Vaccines normally offered in school to Grade 7 students will instead be delivered at community clinics and doctors' offices in parts of Ontario, meaning parents will have to make arrangements to ensure their children are immunized.
The Ministry of Health says local public health units, which are responsible for immunization programs including those in schools, are working to let residents know where they can access the vaccines.
Students in Grade 7 are typically given vaccines for Hepatitis B, Human Papilloma Virus and Meningococcal disease in school. Some of those shots require more than one dose.
Those programs have been disrupted due to COVID-19, which has seen thousands of students choose virtual lessons over in-person classes.
In Ottawa and Toronto – two regions experiencing a surge in COVID-19 cases – public health officials say clinics will prioritize administering the flu vaccine this fall.
But they say vaccination clinics for students will be held in the community at a later date to replace the in-school programs.
“Given the exceptional circumstances, (Ottawa Public Health) has also invited family physicians to order school-aged vaccinations to their private practice to immunize their individual patients, which is not a typical accommodation,” the health unit said.
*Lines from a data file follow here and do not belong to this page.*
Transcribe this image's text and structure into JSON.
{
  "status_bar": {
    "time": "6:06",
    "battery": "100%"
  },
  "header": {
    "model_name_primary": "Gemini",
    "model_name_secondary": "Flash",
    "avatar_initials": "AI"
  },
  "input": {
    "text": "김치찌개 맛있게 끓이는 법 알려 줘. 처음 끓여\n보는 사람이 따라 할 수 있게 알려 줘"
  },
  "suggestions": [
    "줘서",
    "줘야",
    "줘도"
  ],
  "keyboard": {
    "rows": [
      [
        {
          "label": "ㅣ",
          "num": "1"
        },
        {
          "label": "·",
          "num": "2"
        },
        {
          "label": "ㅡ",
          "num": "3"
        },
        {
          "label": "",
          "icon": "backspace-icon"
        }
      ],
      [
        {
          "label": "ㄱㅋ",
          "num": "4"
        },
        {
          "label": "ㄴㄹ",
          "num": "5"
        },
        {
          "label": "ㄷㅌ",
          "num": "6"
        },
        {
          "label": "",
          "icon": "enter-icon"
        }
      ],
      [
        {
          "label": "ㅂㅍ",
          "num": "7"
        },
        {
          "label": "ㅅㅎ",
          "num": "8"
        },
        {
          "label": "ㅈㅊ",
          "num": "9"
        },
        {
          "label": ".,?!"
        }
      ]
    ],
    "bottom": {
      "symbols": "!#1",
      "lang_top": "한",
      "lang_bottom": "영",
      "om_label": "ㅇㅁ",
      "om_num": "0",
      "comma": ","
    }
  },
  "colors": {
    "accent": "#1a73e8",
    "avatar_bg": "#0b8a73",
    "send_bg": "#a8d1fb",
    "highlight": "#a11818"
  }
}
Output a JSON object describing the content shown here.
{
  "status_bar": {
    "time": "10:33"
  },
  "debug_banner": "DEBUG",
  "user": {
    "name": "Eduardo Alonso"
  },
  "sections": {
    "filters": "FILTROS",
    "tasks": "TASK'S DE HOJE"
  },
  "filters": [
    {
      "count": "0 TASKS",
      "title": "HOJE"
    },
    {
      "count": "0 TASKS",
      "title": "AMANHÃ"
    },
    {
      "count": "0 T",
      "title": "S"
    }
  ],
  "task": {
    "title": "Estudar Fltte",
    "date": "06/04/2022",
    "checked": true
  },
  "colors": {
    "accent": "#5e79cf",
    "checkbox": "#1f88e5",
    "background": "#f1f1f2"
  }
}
A series of so-called catch-up clinics were also held throughout the summer to help families stay on top of vaccinations, but those were paused once schools reopened, it said.
The school-based program typically reaches about 10,000 students in Ottawa each year, the unit said.
In Toronto, the HPV, Hepatitis B and Meningococcal disease vaccines will be available by appointment at clinics in the new year, though parents can also ask their health-care provider to administer it, public health officials said.
Reviews of students' immunization records are also cancelled for the rest of the year, said Toronto’s associate medical officer of health, Dr. Vinita Dubey.
“Vaccines provide individuals with protection from non-COVID-19 diseases. Students visiting their health-care providers for scheduled or urgent visits should not delay vaccinations at this time,” Dubey said in an e-mail.
Dr. Jennifer Blake, chief executive officer of the Society of Obstetricians and Gynecologists of Canada, said it’s important for parents to ensure their children get all the necessary doses of the HPV vaccine despite the disruption in the school programs.
Ontario already vaccinates students later than other provinces, she said, noting the HPV vaccine may require a third dose if administered at a later age. The vaccine is the most important preventive measure against cervical cancer, she said.
“What we know from the worldwide experience is that the most effective programs for vaccination are the school-based programs. So anything that interferes with a school-based vaccination program can throw us off,” Blake said.
“It is something to consider as to whether or not in future years, it’s worth moving this program back to an earlier grade level so that you do have a little bit of a buffer in case something like this continues or happens again.”